Research from Bath University has revealed that sustainable construction could be a solution to India’s plastic waste crisis.
The study, in partnership with colleagues from Goa Engineering College India, demonstrated that replacing 10 per cent of sand in concrete with plastic waste could simultaneously solve a national sand shortage and reduce the growing amounts of rubbish on the streets.
The team investigated different types of plastic to see if they could be crushed and used as a replacement for sand, which normally accounts for 30 per cent of a concrete mixture.
Five types of plastic particles, including those from recycled plastic bottles and recycled plastic bags, were trialled in the mixes in a variety of sizes. Recycled plastic bottles were found to perform best.
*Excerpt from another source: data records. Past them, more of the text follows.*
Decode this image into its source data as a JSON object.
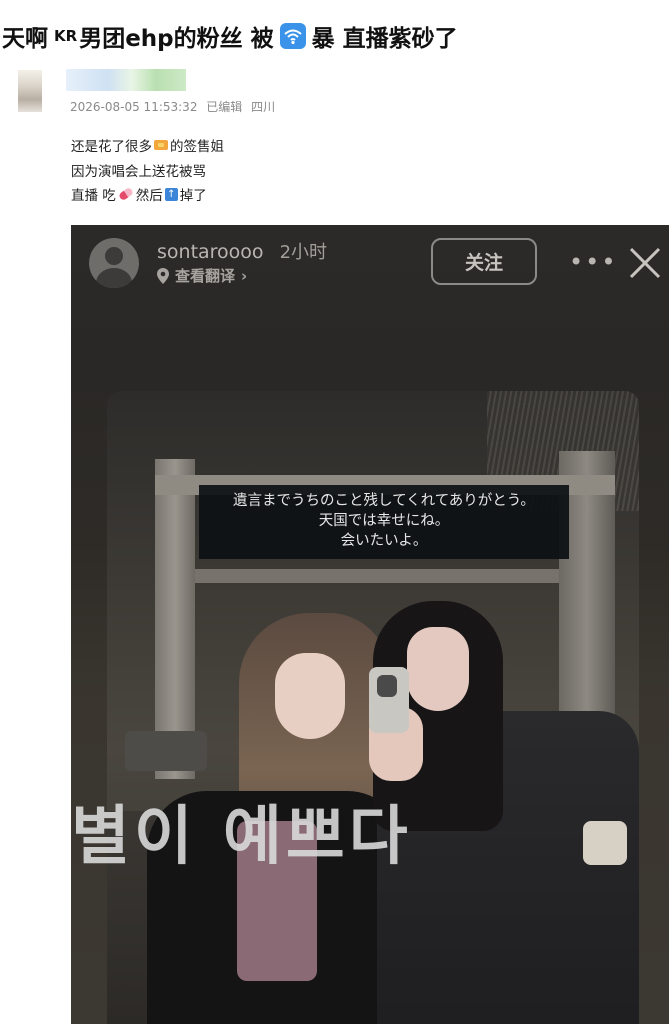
{
  "post": {
    "title": {
      "prefix": "天啊",
      "badge": "KR",
      "middle": "男团ehp的粉丝 被",
      "icon": "wifi-icon",
      "suffix": "暴 直播紫砂了"
    },
    "author": {
      "avatar_icon": "avatar",
      "name_blurred": true
    },
    "meta": {
      "datetime": "2026-08-05 11:53:32",
      "edited": "已编辑",
      "location": "四川"
    },
    "lines": [
      {
        "before": "还是花了很多",
        "emoji": "money-icon",
        "after": "的签售姐"
      },
      {
        "before": "因为演唱会上送花被骂",
        "emoji": "",
        "after": ""
      },
      {
        "before": "直播 吃",
        "emoji": "pill-icon",
        "after": " 然后",
        "emoji2": "up-arrow-icon",
        "after2": "掉了"
      }
    ]
  },
  "screenshot": {
    "username": "sontaroooo",
    "time": "2小时",
    "translate": "查看翻译",
    "follow": "关注",
    "caption": [
      "遺言までうちのこと残してくれてありがとう。",
      "天国では幸せにね。",
      "会いたいよ。"
    ],
    "overlay_korean": "별이 예쁘다"
  },
  "colors": {
    "wifi_badge": "#3a93e8",
    "meta_text": "#8a8a8a",
    "screenshot_bg": "#2b2a28"
  }
}
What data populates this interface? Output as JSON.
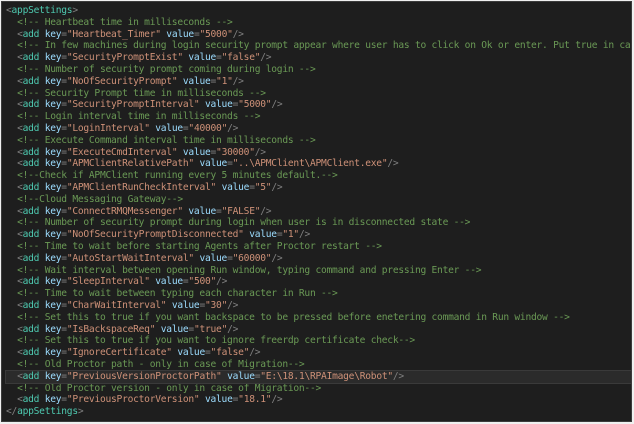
{
  "editor": {
    "lines": [
      {
        "indent": 0,
        "kind": "open",
        "tag": "appSettings"
      },
      {
        "indent": 1,
        "kind": "comment",
        "text": "Heartbeat time in milliseconds"
      },
      {
        "indent": 1,
        "kind": "add",
        "key": "Heartbeat_Timer",
        "value": "5000"
      },
      {
        "indent": 1,
        "kind": "comment",
        "text": "In few machines during login security prompt appear where user has to click on Ok or enter. Put true in case security"
      },
      {
        "indent": 1,
        "kind": "add",
        "key": "SecurityPromptExist",
        "value": "false"
      },
      {
        "indent": 1,
        "kind": "comment",
        "text": "Number of security prompt coming during login"
      },
      {
        "indent": 1,
        "kind": "add",
        "key": "NoOfSecurityPrompt",
        "value": "1"
      },
      {
        "indent": 1,
        "kind": "comment",
        "text": "Security Prompt time in milliseconds"
      },
      {
        "indent": 1,
        "kind": "add",
        "key": "SecurityPromptInterval",
        "value": "5000"
      },
      {
        "indent": 1,
        "kind": "comment",
        "text": "Login interval time in milliseconds"
      },
      {
        "indent": 1,
        "kind": "add",
        "key": "LoginInterval",
        "value": "40000"
      },
      {
        "indent": 1,
        "kind": "comment",
        "text": "Execute Command interval time in milliseconds"
      },
      {
        "indent": 1,
        "kind": "add",
        "key": "ExecuteCmdInterval",
        "value": "30000"
      },
      {
        "indent": 1,
        "kind": "add",
        "key": "APMClientRelativePath",
        "value": "..\\APMClient\\APMClient.exe"
      },
      {
        "indent": 1,
        "kind": "comment_tight",
        "text": "Check if APMClient running every 5 minutes default."
      },
      {
        "indent": 1,
        "kind": "add",
        "key": "APMClientRunCheckInterval",
        "value": "5"
      },
      {
        "indent": 1,
        "kind": "comment_tight",
        "text": "Cloud Messaging Gateway"
      },
      {
        "indent": 1,
        "kind": "add",
        "key": "ConnectRMQMessenger",
        "value": "FALSE"
      },
      {
        "indent": 1,
        "kind": "comment",
        "text": "Number of security prompt during login when user is in disconnected state"
      },
      {
        "indent": 1,
        "kind": "add",
        "key": "NoOfSecurityPromptDisconnected",
        "value": "1"
      },
      {
        "indent": 1,
        "kind": "comment",
        "text": "Time to wait before starting Agents after Proctor restart"
      },
      {
        "indent": 1,
        "kind": "add",
        "key": "AutoStartWaitInterval",
        "value": "60000"
      },
      {
        "indent": 1,
        "kind": "comment",
        "text": "Wait interval between opening Run window, typing command and pressing Enter"
      },
      {
        "indent": 1,
        "kind": "add",
        "key": "SleepInterval",
        "value": "500"
      },
      {
        "indent": 1,
        "kind": "comment",
        "text": "Time to wait between typing each character in Run"
      },
      {
        "indent": 1,
        "kind": "add",
        "key": "CharWaitInterval",
        "value": "30",
        "caret": true
      },
      {
        "indent": 1,
        "kind": "comment",
        "text": "Set this to true if you want backspace to be pressed before enetering command in Run window"
      },
      {
        "indent": 1,
        "kind": "add",
        "key": "IsBackspaceReq",
        "value": "true"
      },
      {
        "indent": 1,
        "kind": "comment",
        "text": "Set this to true if you want to ignore freerdp certificate check",
        "tail": "-->"
      },
      {
        "indent": 1,
        "kind": "add",
        "key": "IgnoreCertificate",
        "value": "false"
      },
      {
        "indent": 1,
        "kind": "comment",
        "text": "Old Proctor path - only in case of Migration",
        "tail": "-->"
      },
      {
        "indent": 1,
        "kind": "add",
        "key": "PreviousVersionProctorPath",
        "value": "E:\\18.1\\RPAImage\\Robot",
        "highlight": true
      },
      {
        "indent": 1,
        "kind": "comment",
        "text": "Old Proctor version - only in case of Migration",
        "tail": "-->"
      },
      {
        "indent": 1,
        "kind": "add",
        "key": "PreviousProctorVersion",
        "value": "18.1"
      },
      {
        "indent": 0,
        "kind": "close",
        "tag": "appSettings"
      }
    ]
  }
}
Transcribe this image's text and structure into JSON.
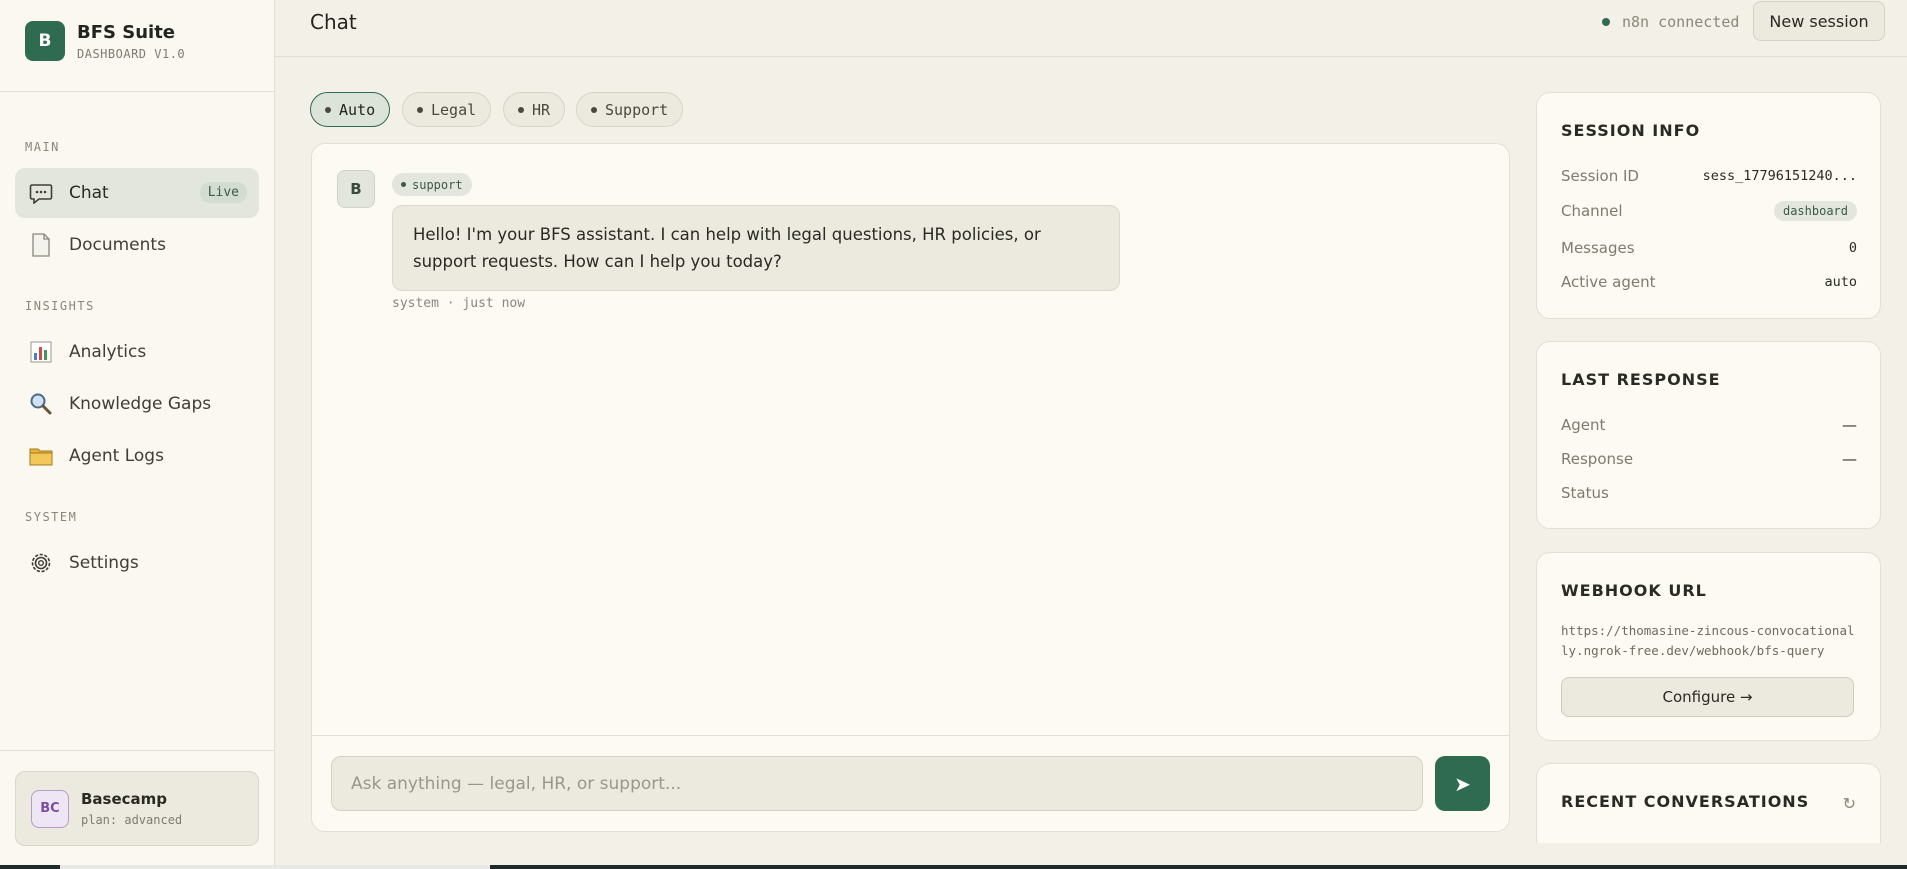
{
  "brand": {
    "logo_letter": "B",
    "name": "BFS Suite",
    "subtitle": "DASHBOARD V1.0"
  },
  "sidebar": {
    "sections": [
      {
        "label": "MAIN"
      },
      {
        "label": "INSIGHTS"
      },
      {
        "label": "SYSTEM"
      }
    ],
    "items": [
      {
        "label": "Chat",
        "icon": "chat-bubble-icon",
        "badge": "Live",
        "active": true
      },
      {
        "label": "Documents",
        "icon": "document-icon"
      },
      {
        "label": "Analytics",
        "icon": "bar-chart-icon"
      },
      {
        "label": "Knowledge Gaps",
        "icon": "magnifier-icon"
      },
      {
        "label": "Agent Logs",
        "icon": "folder-icon"
      },
      {
        "label": "Settings",
        "icon": "gear-icon"
      }
    ],
    "user": {
      "initials": "BC",
      "name": "Basecamp",
      "plan": "plan: advanced"
    }
  },
  "header": {
    "title": "Chat",
    "connection_status": "n8n connected",
    "new_session_label": "New session"
  },
  "agent_chips": [
    {
      "label": "Auto",
      "active": true
    },
    {
      "label": "Legal"
    },
    {
      "label": "HR"
    },
    {
      "label": "Support"
    }
  ],
  "chat": {
    "messages": [
      {
        "avatar": "B",
        "agent_tag": "support",
        "text": "Hello! I'm your BFS assistant. I can help with legal questions, HR policies, or support requests. How can I help you today?",
        "meta": "system · just now"
      }
    ],
    "input_placeholder": "Ask anything — legal, HR, or support...",
    "send_icon": "➤"
  },
  "session_info": {
    "title": "SESSION INFO",
    "rows": [
      {
        "key": "Session ID",
        "value": "sess_17796151240..."
      },
      {
        "key": "Channel",
        "value": "dashboard"
      },
      {
        "key": "Messages",
        "value": "0"
      },
      {
        "key": "Active agent",
        "value": "auto"
      }
    ]
  },
  "last_response": {
    "title": "LAST RESPONSE",
    "rows": [
      {
        "key": "Agent",
        "value": "—"
      },
      {
        "key": "Response",
        "value": "—"
      },
      {
        "key": "Status",
        "value": ""
      }
    ]
  },
  "webhook": {
    "title": "WEBHOOK URL",
    "url": "https://thomasine-zincous-convocationally.ngrok-free.dev/webhook/bfs-query",
    "configure_label": "Configure →"
  },
  "recent_conversations": {
    "title": "RECENT CONVERSATIONS",
    "refresh_icon": "↻"
  },
  "colors": {
    "accent": "#2f6b51",
    "background": "#f3f0e7",
    "panel": "#fcfaf3"
  }
}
Dr Richard Ball, Co-investigator and Reader in the University of Bath’s Department of Architecture & Civil Engineering, said: “Characteristics of the waste being added to the concrete, such as the type of plastic and the size and shape of the particles can all have an influence on the final concrete properties. Even when the reduction in performance prohibits structural applications lower tech uses such as paving slabs may be viable.”
India is a rapidly developing country and this has resulted in a growing waste problem. Currently, 15,000 tonnes of plastic are dumped in the streets everyday due to unsuitable recycling alternatives.
The research has the potential to provide a solution for the plastic waste and for the growing population as the nation continues to develop.
This news follows the Netherlands announcing the world’s first cycle path made from recycled plastic.